Lavorando con le mappe web tutto funziona a meraviglia fino a che il numero dei marker da gestire non diventa troppo grande. Fino a qualche centinaia di puntatori tutto funziona egregiamente, ma se la gestione arriva alle migliaia o decine di migliaia di punti la mappa rallenta ed impiega molto tempo o va in crash ad effettuare il render delle posizioni geografiche.
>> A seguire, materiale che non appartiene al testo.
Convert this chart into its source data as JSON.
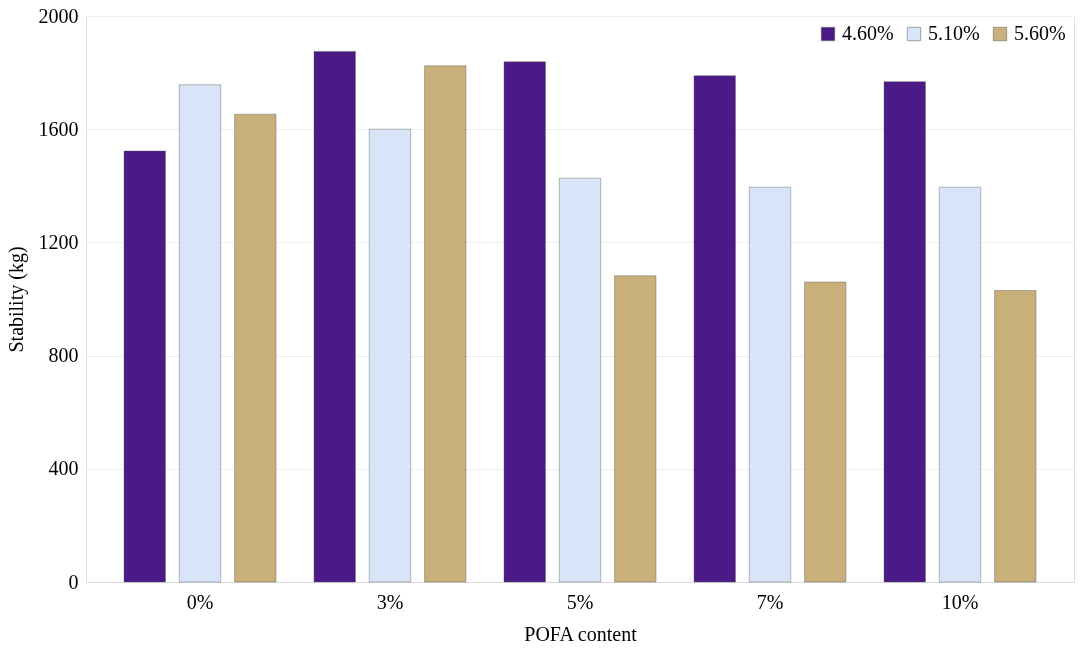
{
  "chart_data": {
    "type": "bar",
    "xlabel": "POFA content",
    "ylabel": "Stability (kg)",
    "categories": [
      "0%",
      "3%",
      "5%",
      "7%",
      "10%"
    ],
    "series": [
      {
        "name": "4.60%",
        "color": "#4b1a86",
        "values": [
          1523,
          1875,
          1838,
          1789,
          1768
        ]
      },
      {
        "name": "5.10%",
        "color": "#d8e4f8",
        "values": [
          1757,
          1600,
          1427,
          1395,
          1395
        ]
      },
      {
        "name": "5.60%",
        "color": "#c9b07a",
        "values": [
          1653,
          1824,
          1082,
          1060,
          1030
        ]
      }
    ],
    "ylim": [
      0,
      2000
    ],
    "yticks": [
      0,
      400,
      800,
      1200,
      1600,
      2000
    ],
    "grid": "y",
    "legend": "top right"
  }
}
Le Fusion Tables superano questo limite passando da una gestione dati client-side ad una gestione server-side rendendo tutto praticamente istantaneo. Rispetto alle Google Maps API la programmazione cambia sensibilmente ed intervengono alcuni limiti sulla grafica dei puntatori, ma in compenso rimane possibile operare con entrambe le piattaforme e diventa possibile la definizione di query spaziali. Ad esempio se volessi sapere dovo posso bere birra a 500 metri dalla mia posizione farei una interrogazione di questo tipo:

SELECT * FROM myTable
WHERE Type='Birreria'
AND ST_INTERSECTS(myPosition, Circle (MyPosition, 500))

Altro vantaggio delle Fusion Tables è la programmabilità attraverso Google Apps Script con cui si possono anche eseguire dei task temporali. Il calendario eventi di geocachingitalia.it, ad esempio, è creato dinamicamente in questo modo.

E’ proprio il caso di dirlo, le Fusion Tables sono davvero spaziali!